Премьер Пьер Лаваль предоставил морскому министру свой самолет, и Дарлан вместе с начальником штаба контрадмиралом Бюффе и несколькими офицерами Военного бюро отправился в путь. Исходно останавливаться в Марселе причин не было, но метеорологическая служба дала неблагоприятный прогноз — облачный фронт от Мальорки до Корсики, штормовое предупреждение, лучше переждать на земле.
— Это невыносимо! — простонал де Сен-Сир, приложившись лбом к грязноватому стеклу. За окном серел рассвет. — Если через полчаса он не появится, будем объявлять тревогу…
Господин капитан относился к тому типу людей, коих в декадентской литературе начала века традиционно называли «нервными» — «нервные пальцы», «нервный взгляд», «нервные манеры». У Анри де Ренье или Мориса Метерлинка такие герои всегда были положительными и запредельно романтичными, но совершенно безмозглыми — в отличие от худощавого, вечно бледного и донельзя аристократичного де Сен-Сира, куда лучше смотревшегося бы при дворе поздних Людовиков, чем в штабе адмирала Дарлана.

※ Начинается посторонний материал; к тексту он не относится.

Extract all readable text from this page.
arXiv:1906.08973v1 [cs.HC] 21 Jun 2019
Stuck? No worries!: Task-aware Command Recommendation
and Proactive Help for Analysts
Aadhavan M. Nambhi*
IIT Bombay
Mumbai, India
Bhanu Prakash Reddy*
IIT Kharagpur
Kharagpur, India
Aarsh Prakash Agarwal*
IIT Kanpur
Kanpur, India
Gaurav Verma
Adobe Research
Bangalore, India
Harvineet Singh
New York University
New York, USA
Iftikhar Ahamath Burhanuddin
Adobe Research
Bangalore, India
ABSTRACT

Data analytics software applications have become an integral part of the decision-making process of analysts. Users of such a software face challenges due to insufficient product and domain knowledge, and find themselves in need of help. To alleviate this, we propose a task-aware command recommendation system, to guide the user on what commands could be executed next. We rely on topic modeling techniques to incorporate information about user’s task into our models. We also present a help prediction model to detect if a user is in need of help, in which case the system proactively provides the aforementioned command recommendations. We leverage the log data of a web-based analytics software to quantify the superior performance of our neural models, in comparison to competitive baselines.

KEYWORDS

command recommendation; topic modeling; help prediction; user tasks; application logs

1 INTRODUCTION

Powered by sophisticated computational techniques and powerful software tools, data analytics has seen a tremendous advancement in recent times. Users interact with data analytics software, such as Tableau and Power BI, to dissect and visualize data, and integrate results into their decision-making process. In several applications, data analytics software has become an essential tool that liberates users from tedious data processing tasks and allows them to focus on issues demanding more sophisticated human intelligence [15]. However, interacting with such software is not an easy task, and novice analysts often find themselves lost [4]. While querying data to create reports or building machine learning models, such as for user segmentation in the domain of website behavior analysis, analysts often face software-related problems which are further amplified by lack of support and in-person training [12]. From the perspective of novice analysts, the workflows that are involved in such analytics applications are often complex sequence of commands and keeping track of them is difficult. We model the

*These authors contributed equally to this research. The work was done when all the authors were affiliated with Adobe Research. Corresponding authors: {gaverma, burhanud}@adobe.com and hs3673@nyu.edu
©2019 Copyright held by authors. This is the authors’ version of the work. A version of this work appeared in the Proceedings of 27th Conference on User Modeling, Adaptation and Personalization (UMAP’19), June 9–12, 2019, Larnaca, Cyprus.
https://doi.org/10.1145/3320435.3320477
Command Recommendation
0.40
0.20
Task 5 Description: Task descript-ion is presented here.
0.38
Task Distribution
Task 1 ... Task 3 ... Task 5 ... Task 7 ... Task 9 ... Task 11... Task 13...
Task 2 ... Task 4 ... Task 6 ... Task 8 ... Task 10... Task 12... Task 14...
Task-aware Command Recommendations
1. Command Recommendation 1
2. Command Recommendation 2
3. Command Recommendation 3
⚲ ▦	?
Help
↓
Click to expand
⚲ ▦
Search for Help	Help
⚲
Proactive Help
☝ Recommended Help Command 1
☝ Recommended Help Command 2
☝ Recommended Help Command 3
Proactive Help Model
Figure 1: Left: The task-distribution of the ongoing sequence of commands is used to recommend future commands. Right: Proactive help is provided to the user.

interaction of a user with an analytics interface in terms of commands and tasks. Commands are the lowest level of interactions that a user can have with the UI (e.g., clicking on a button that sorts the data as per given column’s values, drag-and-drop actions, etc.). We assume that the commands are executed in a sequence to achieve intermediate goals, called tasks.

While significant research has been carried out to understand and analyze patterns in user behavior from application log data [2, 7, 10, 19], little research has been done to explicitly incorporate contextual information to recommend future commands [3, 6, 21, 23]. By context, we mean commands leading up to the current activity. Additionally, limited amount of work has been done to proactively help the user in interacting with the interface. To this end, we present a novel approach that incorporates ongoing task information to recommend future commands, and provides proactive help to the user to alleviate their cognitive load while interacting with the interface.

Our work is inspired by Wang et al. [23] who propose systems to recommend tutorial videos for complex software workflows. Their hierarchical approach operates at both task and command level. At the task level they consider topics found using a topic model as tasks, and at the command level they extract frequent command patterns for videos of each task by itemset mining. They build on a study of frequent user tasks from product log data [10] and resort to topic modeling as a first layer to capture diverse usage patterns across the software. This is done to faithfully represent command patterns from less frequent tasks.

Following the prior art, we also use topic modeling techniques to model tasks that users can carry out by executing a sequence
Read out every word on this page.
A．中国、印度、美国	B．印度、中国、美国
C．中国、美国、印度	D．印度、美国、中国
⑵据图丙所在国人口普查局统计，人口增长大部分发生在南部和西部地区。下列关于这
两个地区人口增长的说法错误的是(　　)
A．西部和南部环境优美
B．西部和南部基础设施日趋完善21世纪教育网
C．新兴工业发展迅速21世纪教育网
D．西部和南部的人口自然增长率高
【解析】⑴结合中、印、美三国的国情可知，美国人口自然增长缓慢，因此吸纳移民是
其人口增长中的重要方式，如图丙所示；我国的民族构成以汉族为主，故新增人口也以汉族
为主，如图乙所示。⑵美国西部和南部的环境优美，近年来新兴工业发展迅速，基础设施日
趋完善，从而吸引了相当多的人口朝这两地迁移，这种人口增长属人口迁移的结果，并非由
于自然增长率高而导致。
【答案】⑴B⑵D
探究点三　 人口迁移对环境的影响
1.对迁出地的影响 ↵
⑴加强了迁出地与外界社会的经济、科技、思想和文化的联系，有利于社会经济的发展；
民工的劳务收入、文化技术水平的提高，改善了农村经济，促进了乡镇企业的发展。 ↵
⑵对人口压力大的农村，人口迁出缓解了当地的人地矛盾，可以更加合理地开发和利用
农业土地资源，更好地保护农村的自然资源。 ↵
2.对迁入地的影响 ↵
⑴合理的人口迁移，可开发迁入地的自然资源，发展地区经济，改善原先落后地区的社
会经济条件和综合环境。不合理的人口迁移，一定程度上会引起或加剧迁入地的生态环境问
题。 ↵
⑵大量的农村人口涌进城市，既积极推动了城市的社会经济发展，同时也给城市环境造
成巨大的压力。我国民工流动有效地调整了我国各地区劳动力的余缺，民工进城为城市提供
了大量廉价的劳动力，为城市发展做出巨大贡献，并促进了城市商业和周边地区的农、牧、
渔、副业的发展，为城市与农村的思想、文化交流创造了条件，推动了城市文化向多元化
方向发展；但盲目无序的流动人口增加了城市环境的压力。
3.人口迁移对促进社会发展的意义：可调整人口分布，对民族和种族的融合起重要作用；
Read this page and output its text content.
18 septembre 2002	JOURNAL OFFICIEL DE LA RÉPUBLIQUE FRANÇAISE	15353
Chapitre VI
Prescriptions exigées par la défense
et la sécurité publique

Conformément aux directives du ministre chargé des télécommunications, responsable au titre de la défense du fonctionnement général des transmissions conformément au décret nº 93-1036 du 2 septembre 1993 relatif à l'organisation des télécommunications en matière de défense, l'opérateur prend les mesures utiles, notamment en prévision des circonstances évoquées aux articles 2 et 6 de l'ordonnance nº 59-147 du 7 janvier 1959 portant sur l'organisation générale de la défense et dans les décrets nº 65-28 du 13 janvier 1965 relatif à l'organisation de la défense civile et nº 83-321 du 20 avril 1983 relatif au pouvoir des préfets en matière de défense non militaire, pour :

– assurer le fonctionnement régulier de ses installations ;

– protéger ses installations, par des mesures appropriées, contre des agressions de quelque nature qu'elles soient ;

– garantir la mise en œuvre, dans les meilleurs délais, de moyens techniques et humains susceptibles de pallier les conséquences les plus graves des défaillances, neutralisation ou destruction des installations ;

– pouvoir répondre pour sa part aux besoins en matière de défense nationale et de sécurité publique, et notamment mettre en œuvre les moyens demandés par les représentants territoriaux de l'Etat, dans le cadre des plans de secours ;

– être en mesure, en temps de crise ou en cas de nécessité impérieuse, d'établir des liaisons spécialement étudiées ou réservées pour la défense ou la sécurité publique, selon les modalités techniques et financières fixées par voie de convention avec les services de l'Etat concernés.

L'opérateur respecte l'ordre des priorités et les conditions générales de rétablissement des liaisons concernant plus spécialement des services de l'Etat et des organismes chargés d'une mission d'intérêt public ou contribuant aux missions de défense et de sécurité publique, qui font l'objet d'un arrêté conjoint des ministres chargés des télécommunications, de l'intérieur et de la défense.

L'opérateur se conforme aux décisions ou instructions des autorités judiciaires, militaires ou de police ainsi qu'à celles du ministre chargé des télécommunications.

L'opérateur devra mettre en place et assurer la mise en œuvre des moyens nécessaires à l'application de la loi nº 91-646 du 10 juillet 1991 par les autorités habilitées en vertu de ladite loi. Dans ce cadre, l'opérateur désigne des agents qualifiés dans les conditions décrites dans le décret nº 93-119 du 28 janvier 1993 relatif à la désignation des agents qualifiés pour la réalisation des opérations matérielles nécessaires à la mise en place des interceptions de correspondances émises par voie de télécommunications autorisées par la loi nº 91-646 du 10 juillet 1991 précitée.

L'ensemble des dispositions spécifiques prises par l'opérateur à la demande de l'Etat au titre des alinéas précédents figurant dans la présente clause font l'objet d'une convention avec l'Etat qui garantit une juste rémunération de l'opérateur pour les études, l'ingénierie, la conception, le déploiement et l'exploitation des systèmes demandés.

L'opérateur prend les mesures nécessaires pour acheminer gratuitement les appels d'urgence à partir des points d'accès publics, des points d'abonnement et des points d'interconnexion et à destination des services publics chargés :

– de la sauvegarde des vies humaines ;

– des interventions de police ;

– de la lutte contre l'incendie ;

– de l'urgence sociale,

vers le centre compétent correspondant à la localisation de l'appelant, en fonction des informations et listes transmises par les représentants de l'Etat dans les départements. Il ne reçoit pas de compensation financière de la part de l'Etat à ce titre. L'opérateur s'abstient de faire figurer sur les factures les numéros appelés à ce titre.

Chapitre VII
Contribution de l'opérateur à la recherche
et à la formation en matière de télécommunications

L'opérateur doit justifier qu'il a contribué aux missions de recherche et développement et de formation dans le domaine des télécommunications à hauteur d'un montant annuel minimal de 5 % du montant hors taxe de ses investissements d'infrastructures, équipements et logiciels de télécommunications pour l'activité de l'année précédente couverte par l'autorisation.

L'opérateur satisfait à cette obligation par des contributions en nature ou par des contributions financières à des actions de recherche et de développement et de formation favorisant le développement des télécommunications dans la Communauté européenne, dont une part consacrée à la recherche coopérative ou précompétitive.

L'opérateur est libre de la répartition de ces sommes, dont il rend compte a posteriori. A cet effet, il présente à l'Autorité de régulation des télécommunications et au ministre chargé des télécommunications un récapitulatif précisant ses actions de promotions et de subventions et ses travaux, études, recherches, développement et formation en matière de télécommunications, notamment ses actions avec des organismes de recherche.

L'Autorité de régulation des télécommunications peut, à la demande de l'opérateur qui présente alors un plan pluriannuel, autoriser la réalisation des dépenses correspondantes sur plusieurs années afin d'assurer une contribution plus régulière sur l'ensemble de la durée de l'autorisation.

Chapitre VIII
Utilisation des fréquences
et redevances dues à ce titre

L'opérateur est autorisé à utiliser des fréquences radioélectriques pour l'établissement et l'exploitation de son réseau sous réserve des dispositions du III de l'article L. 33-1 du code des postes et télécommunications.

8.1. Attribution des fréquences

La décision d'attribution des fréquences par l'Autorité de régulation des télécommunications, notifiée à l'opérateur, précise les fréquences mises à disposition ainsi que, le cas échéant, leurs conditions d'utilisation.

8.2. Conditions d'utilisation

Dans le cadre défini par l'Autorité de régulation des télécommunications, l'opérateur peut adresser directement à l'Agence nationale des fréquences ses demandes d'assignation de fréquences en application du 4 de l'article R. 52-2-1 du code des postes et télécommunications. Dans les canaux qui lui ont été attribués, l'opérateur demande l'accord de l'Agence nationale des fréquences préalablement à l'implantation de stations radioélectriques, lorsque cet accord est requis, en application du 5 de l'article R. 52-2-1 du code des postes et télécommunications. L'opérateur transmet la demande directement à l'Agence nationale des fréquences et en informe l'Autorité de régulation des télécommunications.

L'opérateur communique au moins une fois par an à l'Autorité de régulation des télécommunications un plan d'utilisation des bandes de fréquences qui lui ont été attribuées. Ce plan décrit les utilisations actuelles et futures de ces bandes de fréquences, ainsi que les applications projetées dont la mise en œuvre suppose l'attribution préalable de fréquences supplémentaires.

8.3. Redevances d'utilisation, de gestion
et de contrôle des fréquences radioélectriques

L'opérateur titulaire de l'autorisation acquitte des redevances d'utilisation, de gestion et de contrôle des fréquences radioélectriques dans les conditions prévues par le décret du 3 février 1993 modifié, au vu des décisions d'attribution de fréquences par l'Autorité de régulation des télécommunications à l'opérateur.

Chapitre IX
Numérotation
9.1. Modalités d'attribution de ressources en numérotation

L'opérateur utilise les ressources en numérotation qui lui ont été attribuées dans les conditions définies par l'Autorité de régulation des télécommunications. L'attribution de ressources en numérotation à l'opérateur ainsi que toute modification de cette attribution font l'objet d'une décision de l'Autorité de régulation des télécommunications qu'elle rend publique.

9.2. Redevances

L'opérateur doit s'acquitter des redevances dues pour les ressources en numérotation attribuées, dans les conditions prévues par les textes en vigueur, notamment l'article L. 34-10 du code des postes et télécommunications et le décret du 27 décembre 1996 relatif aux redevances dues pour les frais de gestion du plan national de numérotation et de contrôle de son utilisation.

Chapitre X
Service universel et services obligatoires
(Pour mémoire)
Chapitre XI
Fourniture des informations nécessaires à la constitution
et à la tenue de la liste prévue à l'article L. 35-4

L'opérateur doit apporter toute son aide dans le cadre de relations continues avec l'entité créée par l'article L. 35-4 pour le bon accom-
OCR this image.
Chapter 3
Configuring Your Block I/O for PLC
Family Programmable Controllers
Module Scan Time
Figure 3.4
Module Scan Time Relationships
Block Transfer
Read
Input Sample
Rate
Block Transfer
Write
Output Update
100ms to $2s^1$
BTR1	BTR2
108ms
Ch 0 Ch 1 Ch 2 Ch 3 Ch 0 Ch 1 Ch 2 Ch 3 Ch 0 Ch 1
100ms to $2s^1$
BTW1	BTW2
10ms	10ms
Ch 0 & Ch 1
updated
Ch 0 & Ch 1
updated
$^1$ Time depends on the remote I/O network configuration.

Жозеф де Сен-Сир был не то чтобы гениален, но очень умен. А прежде всего обладал фантастической интуицией и не считал нужным скрывать свое мнение в присутствии шефа — по крайней мере, он был первым (и единственным), кто озвучил невозможную, на грани ереси и пораженчества мысль, что весенняя кампания 1940 года окажется абсолютно, катастрофически провальной. Тогда, утром 12 мая, после сообщения о взятии немцами форта Эбен-Эмаэль, Дарлан лишь беззлобно отругал своего любимца наедине, но уже две недели спустя осознал, насколько оказался прав капитан…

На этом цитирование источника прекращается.